WARSAW, Apr 22 (Reuters) The families of some of the thousands of Polish citizens massacred by Soviet secret police in 1940 will take Russian authorities to the European Court of Human Rights, Polish newspapers reported today.

The 70 families lodging the complaint want the Strasbourg-based tribunal to rule on whether the Katyn Forest killings could be regarded as genocide.

The atrocity remains a major bone of contention in the often strained relations between Warsaw and Moscow.

''We are not interested in revenge or even punishing anyone,'' Katyn survivor Monsignor Zdzislaw Peszkowski told Reuters. ''We only want the full truth to be universally known.'' ''This is not just a Polish issue. Revealing all the circumstances of this atrocity is needed to finally close the chapter known as World War Two,'' said Peszkowski, 85, a tireless defender of Katyn families' rights and Poland's 2006 Nobel Peace Prize nominee.

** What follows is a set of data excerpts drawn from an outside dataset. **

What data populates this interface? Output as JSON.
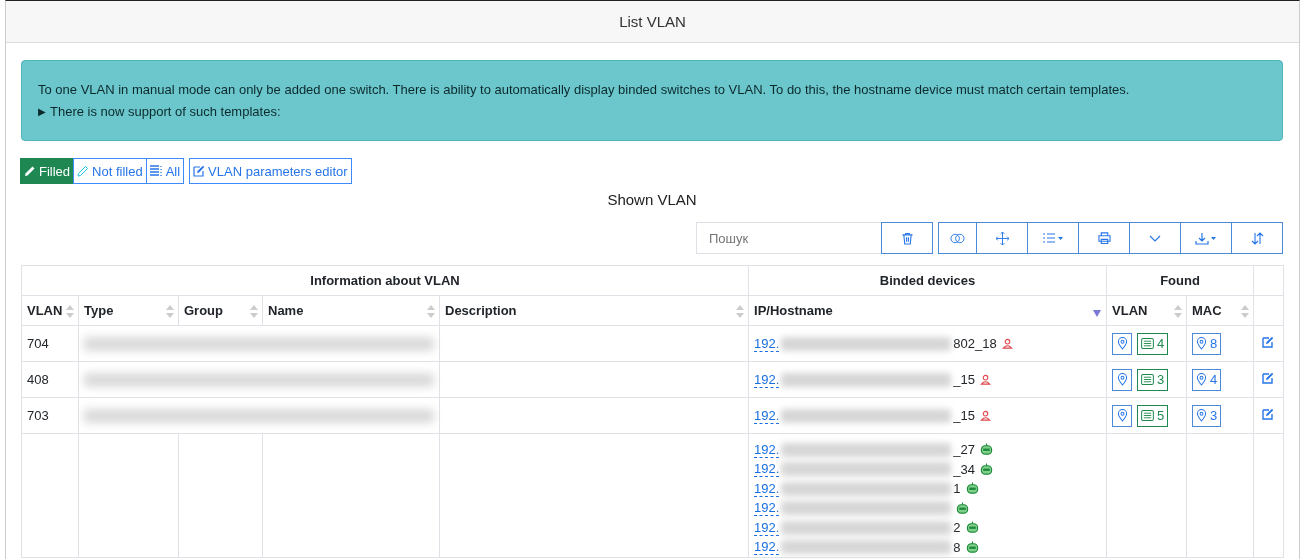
{
  "header": {
    "title": "List VLAN"
  },
  "alert": {
    "text": "To one VLAN in manual mode can only be added one switch. There is ability to automatically display binded switches to VLAN. To do this, the hostname device must match certain templates.",
    "toggle": "▶",
    "details": "There is now support of such templates:"
  },
  "filters": [
    {
      "label": "Filled",
      "kind": "filled",
      "selected": true
    },
    {
      "label": "Not filled",
      "kind": "not-filled",
      "selected": false
    },
    {
      "label": "All",
      "kind": "all",
      "selected": false
    }
  ],
  "editor_button": "VLAN parameters editor",
  "section_title": "Shown VLAN",
  "search": {
    "placeholder": "Пошук"
  },
  "table": {
    "groups": [
      {
        "label": "Information about VLAN"
      },
      {
        "label": "Binded devices"
      },
      {
        "label": "Found"
      }
    ],
    "columns": [
      {
        "label": "VLAN",
        "sorted": false
      },
      {
        "label": "Type",
        "sorted": false
      },
      {
        "label": "Group",
        "sorted": false
      },
      {
        "label": "Name",
        "sorted": false
      },
      {
        "label": "Description",
        "sorted": false
      },
      {
        "label": "IP/Hostname",
        "sorted": true
      },
      {
        "label": "VLAN",
        "sorted": false
      },
      {
        "label": "MAC",
        "sorted": false
      }
    ],
    "rows": [
      {
        "vlan": "704",
        "devices": [
          {
            "ip": "192.",
            "suffix": "802_18",
            "kind": "user"
          }
        ],
        "found_vlan": "4",
        "found_mac": "8"
      },
      {
        "vlan": "408",
        "devices": [
          {
            "ip": "192.",
            "suffix": "_15",
            "kind": "user"
          }
        ],
        "found_vlan": "3",
        "found_mac": "4"
      },
      {
        "vlan": "703",
        "devices": [
          {
            "ip": "192.",
            "suffix": "_15",
            "kind": "user"
          }
        ],
        "found_vlan": "5",
        "found_mac": "3"
      },
      {
        "vlan": "",
        "devices": [
          {
            "ip": "192.",
            "suffix": "_27",
            "kind": "bot"
          },
          {
            "ip": "192.",
            "suffix": "_34",
            "kind": "bot"
          },
          {
            "ip": "192.",
            "suffix": "1",
            "kind": "bot"
          },
          {
            "ip": "192.",
            "kind": "bot"
          },
          {
            "ip": "192.",
            "suffix": "2",
            "kind": "bot"
          },
          {
            "ip": "192.",
            "suffix": "8",
            "kind": "bot"
          }
        ]
      }
    ]
  }
}
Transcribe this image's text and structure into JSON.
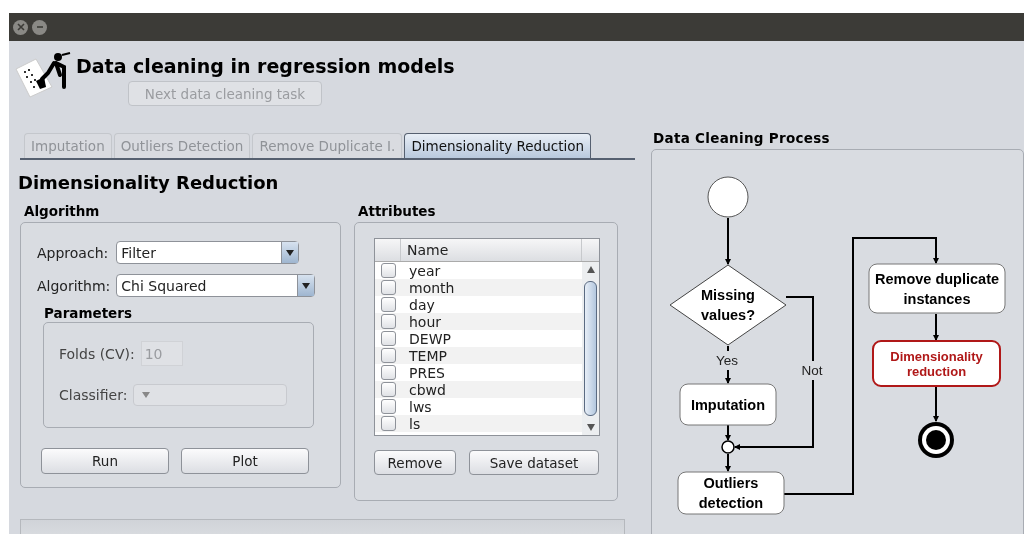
{
  "window": {
    "buttons": [
      {
        "kind": "close"
      },
      {
        "kind": "minimize"
      }
    ]
  },
  "header": {
    "title": "Data cleaning in regression models",
    "next_button": {
      "label": "Next data cleaning task",
      "disabled": true
    }
  },
  "tabs": [
    {
      "label": "Imputation",
      "selected": false
    },
    {
      "label": "Outliers Detection",
      "selected": false
    },
    {
      "label": "Remove Duplicate I.",
      "selected": false
    },
    {
      "label": "Dimensionality Reduction",
      "selected": true
    }
  ],
  "section_title": "Dimensionality Reduction",
  "algorithm": {
    "title": "Algorithm",
    "fields": [
      {
        "label": "Approach:",
        "value": "Filter"
      },
      {
        "label": "Algorithm:",
        "value": "Chi Squared"
      }
    ],
    "parameters": {
      "title": "Parameters",
      "folds": {
        "label": "Folds (CV):",
        "value": "10",
        "disabled": true
      },
      "classifier": {
        "label": "Classifier:",
        "disabled": true
      }
    },
    "buttons": [
      "Run",
      "Plot"
    ]
  },
  "attributes": {
    "title": "Attributes",
    "columns": [
      "Name"
    ],
    "rows": [
      {
        "name": "year",
        "checked": false
      },
      {
        "name": "month",
        "checked": false
      },
      {
        "name": "day",
        "checked": false
      },
      {
        "name": "hour",
        "checked": false
      },
      {
        "name": "DEWP",
        "checked": false
      },
      {
        "name": "TEMP",
        "checked": false
      },
      {
        "name": "PRES",
        "checked": false
      },
      {
        "name": "cbwd",
        "checked": false
      },
      {
        "name": "lws",
        "checked": false
      },
      {
        "name": "ls",
        "checked": false
      }
    ],
    "buttons": [
      "Remove",
      "Save dataset"
    ]
  },
  "process": {
    "title": "Data Cleaning Process",
    "nodes": [
      {
        "kind": "start"
      },
      {
        "kind": "decision",
        "lines": [
          "Missing",
          "values?"
        ]
      },
      {
        "kind": "task",
        "lines": [
          "Imputation"
        ],
        "highlighted": false
      },
      {
        "kind": "merge"
      },
      {
        "kind": "task",
        "lines": [
          "Outliers",
          "detection"
        ],
        "highlighted": false
      },
      {
        "kind": "task",
        "lines": [
          "Remove duplicate",
          "instances"
        ],
        "highlighted": false
      },
      {
        "kind": "task",
        "lines": [
          "Dimensionality",
          "reduction"
        ],
        "highlighted": true
      },
      {
        "kind": "end"
      }
    ],
    "edge_labels": [
      "Yes",
      "Not"
    ]
  }
}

Newspapers reported that the first suit has been filed by Witomila Wolk-Jezierska who was only three when her officer father was captured by the Soviets in the early days of the Second World War.

He was one of some 15,000 Polish soldiers, officials and intellectuals murdered with a shot to the back of the head at three massacre sites. The bodies of another 7,000 Polish prisoners of war have never been found.

The massacre followed the 1939 partition of Poland by Soviet Russia and Nazi Germany at the start of World War Two. Germany broke the alliance by invading the Soviet Union in 1941, and in 1943 advancing German uncovered the mass graves in Katyn forest, near Smolensk.

For nearly half a century Moscow tried to blame Germany for the atrocity.

Only in 1990 did Russian President Mikhail Gorbachev admit that the Soviet secret police NKVD had been responsible.

Russian investigations into the case dragged on for over a decade, ruling last year that the massacre was not genocide but a common crime whose statute of limitations had expired.

Poland has launched its own probe but has been hampered by Russian delays in handing over case documents, two-thirds of which Moscow has refused to declassify.